You could take this even further to make your turn based game playable on mobile phones. The server is exactly the same except instead of having persistent connections, you could do the communication over something like HTTP. This way the clients are normally not connected and they poll for updates. I have a project for that too, also based on Kryo so you can send objects over HTTP, and it works on the desktop and Android:
http://code.google.com/p/legion/

You might want to structure your server to handle multiple games at once. Eg, you could have a lobby where players go when they first connect. They organize and start a game from there, are removed from the lobby, and then the game code runs just for those players. This way not all players are in the same game, and the server can be hosting multiple games. Building a lobby is a bit boring though, so you might want to add this after your game works. Then again, if you are just going to play with friends you may not care to host more than one game per server.

Here is an online multiplayer card game that uses KryoNet:
http://www.ttafo.com/afo.html

Offline supermancc0386

Junior Newbie





« Reply #9 - Posted 2009-12-11 18:02:58 »

Thank you much Nate!

I will definitely be looking into KryoNet.  Sounds pretty good.

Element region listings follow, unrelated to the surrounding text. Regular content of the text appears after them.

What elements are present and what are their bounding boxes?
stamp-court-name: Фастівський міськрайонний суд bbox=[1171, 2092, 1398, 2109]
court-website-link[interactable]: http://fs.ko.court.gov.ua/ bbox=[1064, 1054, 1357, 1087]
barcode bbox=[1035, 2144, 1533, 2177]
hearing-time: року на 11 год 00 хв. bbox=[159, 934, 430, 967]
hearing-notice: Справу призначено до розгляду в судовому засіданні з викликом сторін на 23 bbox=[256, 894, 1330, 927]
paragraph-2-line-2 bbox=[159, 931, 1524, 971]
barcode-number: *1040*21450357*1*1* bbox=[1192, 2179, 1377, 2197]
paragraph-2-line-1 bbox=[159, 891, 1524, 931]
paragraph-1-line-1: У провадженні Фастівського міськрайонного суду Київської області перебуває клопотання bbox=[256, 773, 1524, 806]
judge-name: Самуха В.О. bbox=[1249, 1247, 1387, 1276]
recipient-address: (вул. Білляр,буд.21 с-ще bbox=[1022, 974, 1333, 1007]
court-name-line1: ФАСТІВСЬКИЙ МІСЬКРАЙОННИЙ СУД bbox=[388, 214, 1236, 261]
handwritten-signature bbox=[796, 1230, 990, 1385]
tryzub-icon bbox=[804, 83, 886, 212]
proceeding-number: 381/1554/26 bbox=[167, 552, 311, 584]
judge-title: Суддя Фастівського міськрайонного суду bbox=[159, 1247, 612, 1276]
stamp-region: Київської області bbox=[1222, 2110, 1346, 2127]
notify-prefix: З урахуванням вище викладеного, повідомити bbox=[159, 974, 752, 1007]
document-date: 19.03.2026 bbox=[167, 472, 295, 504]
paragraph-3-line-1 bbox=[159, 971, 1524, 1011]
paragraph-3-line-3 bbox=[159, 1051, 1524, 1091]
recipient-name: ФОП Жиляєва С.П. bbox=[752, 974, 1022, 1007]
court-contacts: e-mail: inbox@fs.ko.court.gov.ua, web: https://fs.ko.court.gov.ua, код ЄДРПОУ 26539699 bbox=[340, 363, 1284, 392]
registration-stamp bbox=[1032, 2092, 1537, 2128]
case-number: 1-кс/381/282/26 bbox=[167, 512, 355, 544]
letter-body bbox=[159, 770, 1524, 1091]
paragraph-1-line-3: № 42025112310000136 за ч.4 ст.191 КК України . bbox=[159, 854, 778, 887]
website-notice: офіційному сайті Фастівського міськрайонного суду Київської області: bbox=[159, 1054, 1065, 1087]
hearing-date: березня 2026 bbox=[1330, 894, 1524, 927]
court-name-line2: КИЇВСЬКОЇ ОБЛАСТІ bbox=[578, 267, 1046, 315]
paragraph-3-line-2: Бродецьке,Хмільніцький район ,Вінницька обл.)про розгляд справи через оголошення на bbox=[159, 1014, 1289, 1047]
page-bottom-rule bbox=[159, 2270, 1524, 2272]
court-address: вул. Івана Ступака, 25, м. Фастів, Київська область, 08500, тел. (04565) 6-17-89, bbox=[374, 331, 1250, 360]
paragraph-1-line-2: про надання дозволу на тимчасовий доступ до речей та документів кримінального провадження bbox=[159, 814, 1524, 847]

It would be nice to have some of those additional features. Especially the lobby in time.

A couple more things:

So when going about this, which should I start with: the client or the server?  I'm thinking the server?

How will I test this? I don't happen to have 5-6 computers laying around.  I do have 2. Can I connect multiple clients from the same machine? (Something I would want to eliminate for distribution) Heck could I even run a client on the same computer as the server?

Also, I'm getting a bit ahead of myself, but what about having a user log in?  I mean for now, in the client, I can just have it ask for a name so that it can be displayed and people know who's who but in the event this becomes something more, how would KryoNet work with users logging in with a user name and password?  I guess I don't need to know how so much as if I go with KryoNet, is this still a possibilty?
Games published by our own members! Check 'em out!
Legends of Yore - The Casual Retro Roguelike
Offline Nate

JGO Kernel


Medals: 149
Projects: 4
Exp: 14 years


Esoteric Software


« Reply #10 - Posted 2009-12-11 18:30:25 »

So when going about this, which should I start with: the client or the server?  I'm thinking the server?

I would build both at the same time.

Quote
How will I test this? I don't happen to have 5-6 computers laying around.  I do have 2. Can I connect multiple clients from the same machine? (Something I would want to eliminate for distribution) Heck could I even run a client on the same computer as the server?

The server runs on a specific port. The clients automatically choose an open port and connect to the server through this port. You can run multiple clients on the same machine as the server. To stop this you could prevent the server from accepting more than one connection from the same IP address. A better way, but more easily circumvented, might be to lock a file or open a socket on the client. The second client that runs would check this before allowing connection to the server.

Quote
Also, I'm getting a bit ahead of myself, but what about having a user log in?  I mean for now, in the client, I can just have it ask for a name so that it can be displayed and people know who's who but in the event this becomes something more, how would KryoNet work with users logging in with a user name and password?  I guess I don't need to know how so much as if I go with KryoNet, is this still a possibilty?

Logging in isn't much different than just registering a name. The client would ask for the name and password and send it to the server, which would either respond with a JoinLobby object (or whatever) or an InvalidPassword object.